Castel Henriette
Castel Henriette was a villa designed by the Art Nouveau architect Hector Guimard in Sèvres, France, in 1899. It was completed in 1900 and modified in 1903 with the removal of the look-out tower, and was demolished in 1969.
Building
Guimard designed Castel Henriette for Mme. Hefty in 1899, the commission also including a secondary house, a garage and a fountain. The site was gently sloping, with roads on three sides. Completed in 1900, the villa was one of a series of early residential projects in which he increasingly integrated interior and exterior into complete works of the "New Art". The exterior combined elements with medieval resonance; however in the interior, as he had at Castel Béranger, he left riveted girders visible in ceilings. Guimard also designed the layout of the garden, which had a bulge evoking in the plan the pupil of an eye, facing the main salon; the entrance was on one corner, at 30o to the garden front.In 1903 Guimard removed the look-out tower, which had become unstable, and added a bow window on the façade facing Rue des Binelles.

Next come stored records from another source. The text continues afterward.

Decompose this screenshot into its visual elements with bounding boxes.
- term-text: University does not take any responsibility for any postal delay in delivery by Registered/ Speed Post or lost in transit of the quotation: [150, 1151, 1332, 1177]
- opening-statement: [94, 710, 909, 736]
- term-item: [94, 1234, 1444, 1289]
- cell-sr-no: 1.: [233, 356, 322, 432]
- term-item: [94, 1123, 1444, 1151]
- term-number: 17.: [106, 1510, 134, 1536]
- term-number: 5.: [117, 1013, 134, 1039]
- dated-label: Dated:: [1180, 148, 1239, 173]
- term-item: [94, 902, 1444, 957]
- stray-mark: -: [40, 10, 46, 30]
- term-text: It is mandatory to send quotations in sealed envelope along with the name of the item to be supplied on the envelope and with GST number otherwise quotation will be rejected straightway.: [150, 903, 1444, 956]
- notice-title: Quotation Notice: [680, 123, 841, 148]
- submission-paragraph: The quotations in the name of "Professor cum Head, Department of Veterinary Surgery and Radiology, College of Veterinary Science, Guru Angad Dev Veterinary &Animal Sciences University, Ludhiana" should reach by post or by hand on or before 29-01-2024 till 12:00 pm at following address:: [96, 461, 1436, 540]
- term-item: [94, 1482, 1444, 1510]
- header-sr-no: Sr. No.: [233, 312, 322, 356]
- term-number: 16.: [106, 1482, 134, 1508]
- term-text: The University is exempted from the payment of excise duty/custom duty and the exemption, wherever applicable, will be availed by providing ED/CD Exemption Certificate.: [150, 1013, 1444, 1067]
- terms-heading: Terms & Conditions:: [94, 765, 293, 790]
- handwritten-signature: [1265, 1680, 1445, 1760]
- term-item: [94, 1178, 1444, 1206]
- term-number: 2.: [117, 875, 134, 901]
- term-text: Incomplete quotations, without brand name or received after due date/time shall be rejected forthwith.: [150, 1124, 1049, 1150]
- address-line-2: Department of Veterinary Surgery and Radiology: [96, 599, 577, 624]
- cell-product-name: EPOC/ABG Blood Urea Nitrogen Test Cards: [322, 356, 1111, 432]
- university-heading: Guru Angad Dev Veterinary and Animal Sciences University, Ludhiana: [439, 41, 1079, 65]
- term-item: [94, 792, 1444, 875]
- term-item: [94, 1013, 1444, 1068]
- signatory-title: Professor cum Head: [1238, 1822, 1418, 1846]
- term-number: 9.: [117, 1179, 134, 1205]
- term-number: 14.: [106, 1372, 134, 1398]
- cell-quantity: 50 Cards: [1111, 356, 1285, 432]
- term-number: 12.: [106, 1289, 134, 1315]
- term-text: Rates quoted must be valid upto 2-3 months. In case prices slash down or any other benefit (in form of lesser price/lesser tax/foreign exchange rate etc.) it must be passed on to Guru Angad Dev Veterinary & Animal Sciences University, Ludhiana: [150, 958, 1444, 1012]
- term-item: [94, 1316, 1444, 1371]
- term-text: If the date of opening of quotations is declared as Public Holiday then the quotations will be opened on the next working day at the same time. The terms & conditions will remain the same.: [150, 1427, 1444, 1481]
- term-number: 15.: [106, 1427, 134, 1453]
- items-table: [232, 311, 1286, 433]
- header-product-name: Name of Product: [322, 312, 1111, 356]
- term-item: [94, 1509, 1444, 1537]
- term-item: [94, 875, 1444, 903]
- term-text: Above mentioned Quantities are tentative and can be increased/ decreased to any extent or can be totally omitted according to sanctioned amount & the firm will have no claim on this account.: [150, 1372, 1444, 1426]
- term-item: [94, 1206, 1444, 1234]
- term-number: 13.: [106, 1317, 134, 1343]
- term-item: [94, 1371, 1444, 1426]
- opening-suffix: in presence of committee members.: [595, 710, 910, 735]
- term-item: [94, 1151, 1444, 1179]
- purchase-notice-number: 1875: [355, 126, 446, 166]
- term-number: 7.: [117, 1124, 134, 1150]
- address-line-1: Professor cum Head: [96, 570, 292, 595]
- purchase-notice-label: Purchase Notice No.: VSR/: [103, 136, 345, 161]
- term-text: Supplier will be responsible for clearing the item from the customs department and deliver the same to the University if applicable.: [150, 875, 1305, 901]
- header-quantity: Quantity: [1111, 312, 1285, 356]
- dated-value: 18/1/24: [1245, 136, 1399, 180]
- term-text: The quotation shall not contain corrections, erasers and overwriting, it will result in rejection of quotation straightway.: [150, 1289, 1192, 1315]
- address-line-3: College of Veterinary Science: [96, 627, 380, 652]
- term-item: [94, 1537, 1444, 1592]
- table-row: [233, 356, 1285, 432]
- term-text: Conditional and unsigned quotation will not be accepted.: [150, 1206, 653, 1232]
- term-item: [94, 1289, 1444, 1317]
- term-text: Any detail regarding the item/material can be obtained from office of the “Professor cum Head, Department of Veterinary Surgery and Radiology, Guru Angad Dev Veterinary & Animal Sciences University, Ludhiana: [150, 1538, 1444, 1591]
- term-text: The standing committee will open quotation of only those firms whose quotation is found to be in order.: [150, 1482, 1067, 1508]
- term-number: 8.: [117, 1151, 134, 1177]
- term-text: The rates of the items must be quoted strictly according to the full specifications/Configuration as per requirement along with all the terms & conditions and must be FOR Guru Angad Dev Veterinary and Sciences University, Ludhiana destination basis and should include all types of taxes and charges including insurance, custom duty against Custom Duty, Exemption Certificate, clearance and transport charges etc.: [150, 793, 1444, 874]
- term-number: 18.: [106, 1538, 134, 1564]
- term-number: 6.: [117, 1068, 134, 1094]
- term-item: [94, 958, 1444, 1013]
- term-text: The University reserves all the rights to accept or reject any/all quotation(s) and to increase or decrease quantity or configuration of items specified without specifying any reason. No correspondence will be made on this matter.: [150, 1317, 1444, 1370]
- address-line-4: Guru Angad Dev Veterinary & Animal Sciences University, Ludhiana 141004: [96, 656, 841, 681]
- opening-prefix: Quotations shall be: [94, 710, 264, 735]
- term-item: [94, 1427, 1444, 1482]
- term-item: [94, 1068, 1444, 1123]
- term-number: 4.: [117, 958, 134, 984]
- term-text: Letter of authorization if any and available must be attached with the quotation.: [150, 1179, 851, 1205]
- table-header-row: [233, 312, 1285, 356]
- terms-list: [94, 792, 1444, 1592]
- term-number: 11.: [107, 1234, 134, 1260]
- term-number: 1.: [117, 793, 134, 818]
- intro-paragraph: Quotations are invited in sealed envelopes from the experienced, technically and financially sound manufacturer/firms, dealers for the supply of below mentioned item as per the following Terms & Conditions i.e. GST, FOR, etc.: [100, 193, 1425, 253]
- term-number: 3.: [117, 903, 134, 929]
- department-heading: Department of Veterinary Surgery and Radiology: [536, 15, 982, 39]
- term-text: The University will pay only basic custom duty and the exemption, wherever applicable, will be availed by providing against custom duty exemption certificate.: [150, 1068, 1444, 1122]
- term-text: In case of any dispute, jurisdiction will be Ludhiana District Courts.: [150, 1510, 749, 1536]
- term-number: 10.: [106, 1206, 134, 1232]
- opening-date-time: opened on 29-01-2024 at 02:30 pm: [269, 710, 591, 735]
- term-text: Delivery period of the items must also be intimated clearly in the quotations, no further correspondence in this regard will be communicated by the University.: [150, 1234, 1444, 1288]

Castel Henriette fell into disuse before the Second World War, but during the 1960s was used as a setting in several films: , La Ronde, La Métamorphose des cloportes, What's New Pussycat? and A Flea in Her Ear.
The house was demolished in April 1969 despite efforts to save it. It has an entry in the Base Mérimée, and furniture designed for it is in the collection of the Bröhan Museum in Berlin and decorative elements in the collections of the Victoria and Albert Museum in London and the Musée d'Orsay in Paris, which also has architectural plans and furniture designs and drawings.